Monsignor Cormac Burke, the first numerary vocation from his motherland, Ireland, spent many years - and indeed his last days - in that other land tucked away in East Africa, Kenya. He passed away peacefully on 22nd November 2021 and is now celebrating the 75th anniversary of the beginning of the Work in Ireland from our final homeland - heaven. Here are a few details into how he met Opus Dei.
By then, Opus Dei had started in the main Spanish cities, and Saint Josemaría Escrivá wished it to begin in other countries. He asked José Ramón to go to Ireland.
On his way to Dublin, he passed through London, where two days earlier he had celebrated the anniversary of the founding of Opus Dei with the few members of the Work who had started activities in England the year before.

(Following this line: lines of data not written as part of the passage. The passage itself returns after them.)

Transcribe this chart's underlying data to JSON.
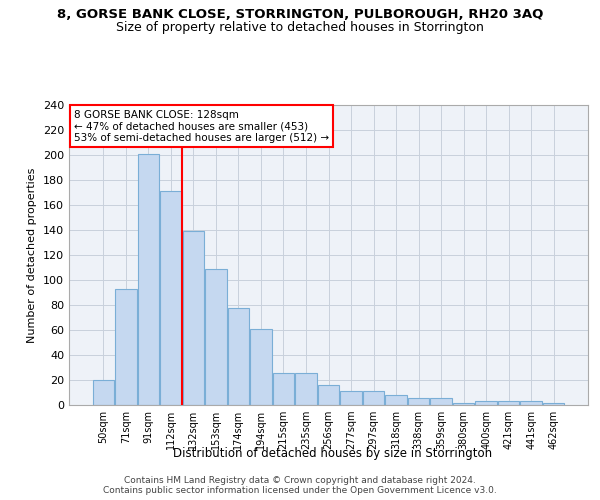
{
  "title_line1": "8, GORSE BANK CLOSE, STORRINGTON, PULBOROUGH, RH20 3AQ",
  "title_line2": "Size of property relative to detached houses in Storrington",
  "xlabel": "Distribution of detached houses by size in Storrington",
  "ylabel": "Number of detached properties",
  "categories": [
    "50sqm",
    "71sqm",
    "91sqm",
    "112sqm",
    "132sqm",
    "153sqm",
    "174sqm",
    "194sqm",
    "215sqm",
    "235sqm",
    "256sqm",
    "277sqm",
    "297sqm",
    "318sqm",
    "338sqm",
    "359sqm",
    "380sqm",
    "400sqm",
    "421sqm",
    "441sqm",
    "462sqm"
  ],
  "values": [
    20,
    93,
    201,
    171,
    139,
    109,
    78,
    61,
    26,
    26,
    16,
    11,
    11,
    8,
    6,
    6,
    2,
    3,
    3,
    3,
    2
  ],
  "bar_color": "#c5d8f0",
  "bar_edge_color": "#7aaed6",
  "grid_color": "#c8d0dc",
  "background_color": "#eef2f8",
  "vline_color": "red",
  "vline_x": 3.5,
  "annotation_text": "8 GORSE BANK CLOSE: 128sqm\n← 47% of detached houses are smaller (453)\n53% of semi-detached houses are larger (512) →",
  "annotation_box_color": "red",
  "ylim": [
    0,
    240
  ],
  "yticks": [
    0,
    20,
    40,
    60,
    80,
    100,
    120,
    140,
    160,
    180,
    200,
    220,
    240
  ],
  "footer_line1": "Contains HM Land Registry data © Crown copyright and database right 2024.",
  "footer_line2": "Contains public sector information licensed under the Open Government Licence v3.0."
}
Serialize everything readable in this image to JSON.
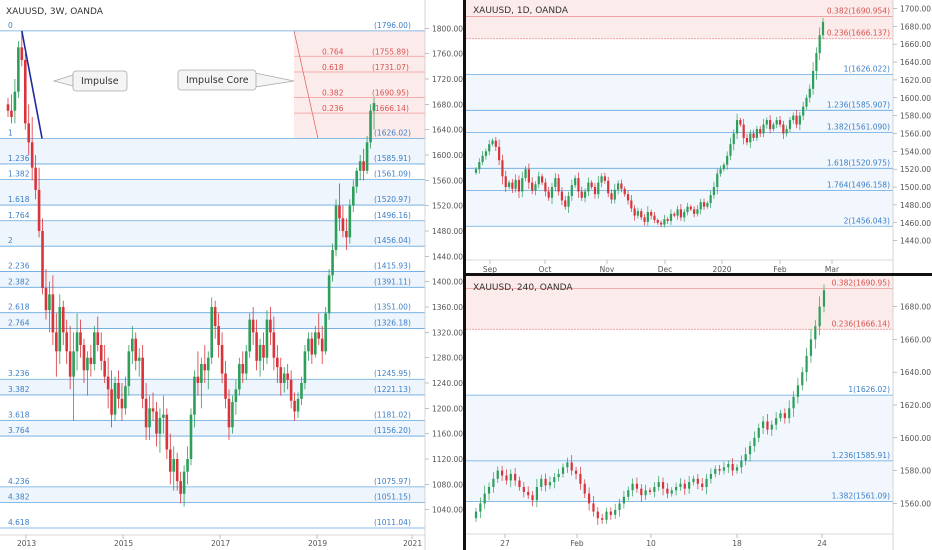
{
  "colors": {
    "up": "#2e9e5b",
    "down": "#d9343a",
    "fib": "#64a7e0",
    "fibText": "#3d7fc6",
    "red": "#e05a5a",
    "impulse": "#1f2a9e"
  },
  "chart_data": [
    {
      "type": "candlestick",
      "title": "XAUUSD, 3W, OANDA",
      "ylim": [
        1000,
        1810
      ],
      "y_ticks": [
        1040,
        1080,
        1120,
        1160,
        1200,
        1240,
        1280,
        1320,
        1360,
        1400,
        1440,
        1480,
        1520,
        1560,
        1600,
        1640,
        1680,
        1720,
        1760,
        1800
      ],
      "x_ticks": [
        "2013",
        "2015",
        "2017",
        "2019",
        "2021"
      ],
      "fib_levels": [
        {
          "ratio": "0",
          "price": 1796.0
        },
        {
          "ratio": "1",
          "price": 1626.02
        },
        {
          "ratio": "1.236",
          "price": 1585.91
        },
        {
          "ratio": "1.382",
          "price": 1561.09
        },
        {
          "ratio": "1.618",
          "price": 1520.97
        },
        {
          "ratio": "1.764",
          "price": 1496.16
        },
        {
          "ratio": "2",
          "price": 1456.04
        },
        {
          "ratio": "2.236",
          "price": 1415.93
        },
        {
          "ratio": "2.382",
          "price": 1391.11
        },
        {
          "ratio": "2.618",
          "price": 1351.0
        },
        {
          "ratio": "2.764",
          "price": 1326.18
        },
        {
          "ratio": "3.236",
          "price": 1245.95
        },
        {
          "ratio": "3.382",
          "price": 1221.13
        },
        {
          "ratio": "3.618",
          "price": 1181.02
        },
        {
          "ratio": "3.764",
          "price": 1156.2
        },
        {
          "ratio": "4.236",
          "price": 1075.97
        },
        {
          "ratio": "4.382",
          "price": 1051.15
        },
        {
          "ratio": "4.618",
          "price": 1011.04
        }
      ],
      "retracement_levels": [
        {
          "ratio": "0.764",
          "price": 1755.89
        },
        {
          "ratio": "0.618",
          "price": 1731.07
        },
        {
          "ratio": "0.382",
          "price": 1690.95
        },
        {
          "ratio": "0.236",
          "price": 1666.14
        }
      ],
      "annotations": [
        "Impulse",
        "Impulse Core"
      ],
      "ohlc": [
        [
          1680,
          1690,
          1660,
          1670
        ],
        [
          1670,
          1696,
          1650,
          1660
        ],
        [
          1670,
          1720,
          1650,
          1700
        ],
        [
          1700,
          1780,
          1690,
          1770
        ],
        [
          1770,
          1796,
          1740,
          1750
        ],
        [
          1750,
          1760,
          1640,
          1650
        ],
        [
          1650,
          1680,
          1600,
          1620
        ],
        [
          1620,
          1660,
          1560,
          1580
        ],
        [
          1580,
          1600,
          1530,
          1545
        ],
        [
          1545,
          1580,
          1470,
          1480
        ],
        [
          1480,
          1500,
          1380,
          1390
        ],
        [
          1390,
          1420,
          1340,
          1355
        ],
        [
          1355,
          1400,
          1320,
          1380
        ],
        [
          1380,
          1410,
          1300,
          1320
        ],
        [
          1320,
          1350,
          1250,
          1290
        ],
        [
          1290,
          1380,
          1270,
          1360
        ],
        [
          1360,
          1370,
          1300,
          1320
        ],
        [
          1320,
          1340,
          1270,
          1290
        ],
        [
          1290,
          1330,
          1230,
          1250
        ],
        [
          1250,
          1320,
          1180,
          1290
        ],
        [
          1290,
          1350,
          1260,
          1320
        ],
        [
          1320,
          1340,
          1280,
          1300
        ],
        [
          1300,
          1310,
          1240,
          1260
        ],
        [
          1260,
          1290,
          1220,
          1280
        ],
        [
          1280,
          1300,
          1250,
          1270
        ],
        [
          1270,
          1330,
          1260,
          1320
        ],
        [
          1320,
          1345,
          1290,
          1300
        ],
        [
          1300,
          1320,
          1260,
          1275
        ],
        [
          1275,
          1300,
          1240,
          1250
        ],
        [
          1250,
          1280,
          1200,
          1230
        ],
        [
          1230,
          1260,
          1170,
          1190
        ],
        [
          1190,
          1250,
          1180,
          1240
        ],
        [
          1240,
          1260,
          1200,
          1215
        ],
        [
          1215,
          1240,
          1180,
          1200
        ],
        [
          1200,
          1250,
          1190,
          1235
        ],
        [
          1235,
          1300,
          1220,
          1290
        ],
        [
          1290,
          1330,
          1270,
          1310
        ],
        [
          1310,
          1320,
          1260,
          1275
        ],
        [
          1275,
          1295,
          1250,
          1280
        ],
        [
          1280,
          1300,
          1200,
          1215
        ],
        [
          1215,
          1240,
          1150,
          1170
        ],
        [
          1170,
          1220,
          1150,
          1200
        ],
        [
          1200,
          1225,
          1180,
          1195
        ],
        [
          1195,
          1210,
          1140,
          1160
        ],
        [
          1160,
          1200,
          1130,
          1185
        ],
        [
          1185,
          1220,
          1160,
          1190
        ],
        [
          1190,
          1200,
          1120,
          1135
        ],
        [
          1135,
          1160,
          1080,
          1100
        ],
        [
          1100,
          1140,
          1070,
          1120
        ],
        [
          1120,
          1130,
          1070,
          1085
        ],
        [
          1085,
          1100,
          1050,
          1065
        ],
        [
          1065,
          1110,
          1045,
          1100
        ],
        [
          1100,
          1140,
          1080,
          1120
        ],
        [
          1120,
          1200,
          1110,
          1190
        ],
        [
          1190,
          1260,
          1170,
          1250
        ],
        [
          1250,
          1290,
          1220,
          1240
        ],
        [
          1240,
          1280,
          1200,
          1270
        ],
        [
          1270,
          1300,
          1240,
          1260
        ],
        [
          1260,
          1290,
          1230,
          1280
        ],
        [
          1280,
          1375,
          1270,
          1360
        ],
        [
          1360,
          1370,
          1310,
          1330
        ],
        [
          1330,
          1350,
          1280,
          1300
        ],
        [
          1300,
          1320,
          1240,
          1255
        ],
        [
          1255,
          1275,
          1200,
          1215
        ],
        [
          1215,
          1230,
          1150,
          1170
        ],
        [
          1170,
          1220,
          1160,
          1210
        ],
        [
          1210,
          1245,
          1190,
          1230
        ],
        [
          1230,
          1280,
          1220,
          1270
        ],
        [
          1270,
          1290,
          1240,
          1255
        ],
        [
          1255,
          1300,
          1245,
          1290
        ],
        [
          1290,
          1350,
          1280,
          1340
        ],
        [
          1340,
          1360,
          1300,
          1320
        ],
        [
          1320,
          1340,
          1260,
          1275
        ],
        [
          1275,
          1310,
          1250,
          1300
        ],
        [
          1300,
          1320,
          1260,
          1280
        ],
        [
          1280,
          1355,
          1270,
          1340
        ],
        [
          1340,
          1360,
          1300,
          1320
        ],
        [
          1320,
          1345,
          1260,
          1280
        ],
        [
          1280,
          1300,
          1240,
          1265
        ],
        [
          1265,
          1280,
          1220,
          1240
        ],
        [
          1240,
          1265,
          1225,
          1255
        ],
        [
          1255,
          1270,
          1230,
          1245
        ],
        [
          1245,
          1260,
          1200,
          1212
        ],
        [
          1212,
          1225,
          1180,
          1195
        ],
        [
          1195,
          1225,
          1185,
          1215
        ],
        [
          1215,
          1250,
          1205,
          1240
        ],
        [
          1240,
          1300,
          1230,
          1290
        ],
        [
          1290,
          1320,
          1275,
          1310
        ],
        [
          1310,
          1320,
          1270,
          1285
        ],
        [
          1285,
          1330,
          1280,
          1320
        ],
        [
          1320,
          1350,
          1300,
          1310
        ],
        [
          1310,
          1330,
          1270,
          1290
        ],
        [
          1290,
          1360,
          1285,
          1350
        ],
        [
          1350,
          1420,
          1340,
          1410
        ],
        [
          1410,
          1460,
          1400,
          1450
        ],
        [
          1450,
          1530,
          1440,
          1520
        ],
        [
          1520,
          1555,
          1480,
          1500
        ],
        [
          1500,
          1520,
          1470,
          1480
        ],
        [
          1480,
          1500,
          1450,
          1470
        ],
        [
          1470,
          1530,
          1460,
          1520
        ],
        [
          1520,
          1560,
          1510,
          1550
        ],
        [
          1550,
          1580,
          1540,
          1575
        ],
        [
          1575,
          1600,
          1560,
          1590
        ],
        [
          1590,
          1610,
          1560,
          1575
        ],
        [
          1575,
          1630,
          1570,
          1620
        ],
        [
          1620,
          1680,
          1610,
          1670
        ],
        [
          1670,
          1690,
          1640,
          1682
        ]
      ]
    },
    {
      "type": "candlestick",
      "title": "XAUUSD, 1D, OANDA",
      "ylim": [
        1425,
        1705
      ],
      "y_ticks": [
        1440,
        1460,
        1480,
        1500,
        1520,
        1540,
        1560,
        1580,
        1600,
        1620,
        1640,
        1660,
        1680,
        1700
      ],
      "x_ticks": [
        "Sep",
        "Oct",
        "Nov",
        "Dec",
        "2020",
        "Feb",
        "Mar"
      ],
      "fib_levels": [
        {
          "ratio": "0.382",
          "price": 1690.954
        },
        {
          "ratio": "0.236",
          "price": 1666.137
        },
        {
          "ratio": "1",
          "price": 1626.022
        },
        {
          "ratio": "1.236",
          "price": 1585.907
        },
        {
          "ratio": "1.382",
          "price": 1561.09
        },
        {
          "ratio": "1.618",
          "price": 1520.975
        },
        {
          "ratio": "1.764",
          "price": 1496.158
        },
        {
          "ratio": "2",
          "price": 1456.043
        }
      ],
      "closes": [
        1520,
        1528,
        1535,
        1540,
        1548,
        1552,
        1545,
        1530,
        1512,
        1500,
        1505,
        1498,
        1508,
        1495,
        1510,
        1520,
        1505,
        1496,
        1503,
        1512,
        1505,
        1495,
        1488,
        1500,
        1510,
        1495,
        1485,
        1478,
        1490,
        1502,
        1510,
        1495,
        1488,
        1495,
        1505,
        1500,
        1492,
        1505,
        1512,
        1507,
        1493,
        1486,
        1497,
        1504,
        1498,
        1492,
        1485,
        1476,
        1468,
        1473,
        1466,
        1461,
        1472,
        1468,
        1463,
        1460,
        1458,
        1464,
        1462,
        1470,
        1468,
        1475,
        1466,
        1472,
        1478,
        1475,
        1470,
        1475,
        1483,
        1478,
        1482,
        1491,
        1500,
        1515,
        1520,
        1525,
        1535,
        1548,
        1560,
        1575,
        1570,
        1555,
        1550,
        1560,
        1555,
        1565,
        1560,
        1570,
        1575,
        1565,
        1570,
        1575,
        1570,
        1560,
        1565,
        1575,
        1580,
        1570,
        1580,
        1590,
        1600,
        1610,
        1630,
        1650,
        1670,
        1685
      ]
    },
    {
      "type": "candlestick",
      "title": "XAUUSD, 240, OANDA",
      "ylim": [
        1545,
        1695
      ],
      "y_ticks": [
        1560,
        1580,
        1600,
        1620,
        1640,
        1660,
        1680
      ],
      "x_ticks": [
        "27",
        "Feb",
        "10",
        "18",
        "24"
      ],
      "fib_levels": [
        {
          "ratio": "0.382",
          "price": 1690.95
        },
        {
          "ratio": "0.236",
          "price": 1666.14
        },
        {
          "ratio": "1",
          "price": 1626.02
        },
        {
          "ratio": "1.236",
          "price": 1585.91
        },
        {
          "ratio": "1.382",
          "price": 1561.09
        }
      ],
      "closes": [
        1555,
        1560,
        1566,
        1570,
        1575,
        1580,
        1577,
        1574,
        1578,
        1574,
        1570,
        1567,
        1565,
        1562,
        1570,
        1575,
        1571,
        1573,
        1576,
        1578,
        1582,
        1585,
        1580,
        1578,
        1572,
        1566,
        1560,
        1555,
        1551,
        1550,
        1555,
        1553,
        1556,
        1560,
        1564,
        1568,
        1572,
        1569,
        1565,
        1568,
        1567,
        1570,
        1573,
        1569,
        1566,
        1568,
        1570,
        1572,
        1569,
        1573,
        1575,
        1572,
        1570,
        1575,
        1578,
        1581,
        1580,
        1582,
        1584,
        1580,
        1582,
        1586,
        1590,
        1595,
        1600,
        1606,
        1610,
        1605,
        1608,
        1612,
        1615,
        1612,
        1618,
        1625,
        1632,
        1640,
        1650,
        1660,
        1668,
        1680,
        1690
      ]
    }
  ]
}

On arrival in Dublin, José Ramón got involved in university life, joining sports clubs and societies. He took up rowing, joined the famous Literary & Historical debating society, and the Spanish Society.
At his first meeting of the Spanish Society, a new auditor was being elected for the new academic year. The outgoing auditor was a recent law and humanities graduate, Cormac Burke, who had studied Spanish as part of his humanities degree which he had taken simultaneously with his legal studies.
And so, José Ramón met Cormac. It was in every sense a historic encounter, leading as it did, within a matter of a few months, to Cormac becoming the first Irish person to join Opus Dei. Nora Burke, Cormac’s sister, also got to know Opus Dei and felt that she too had a vocation to strive for holiness in everyday life. She also joined, becoming the first female member of Opus Dei in the country.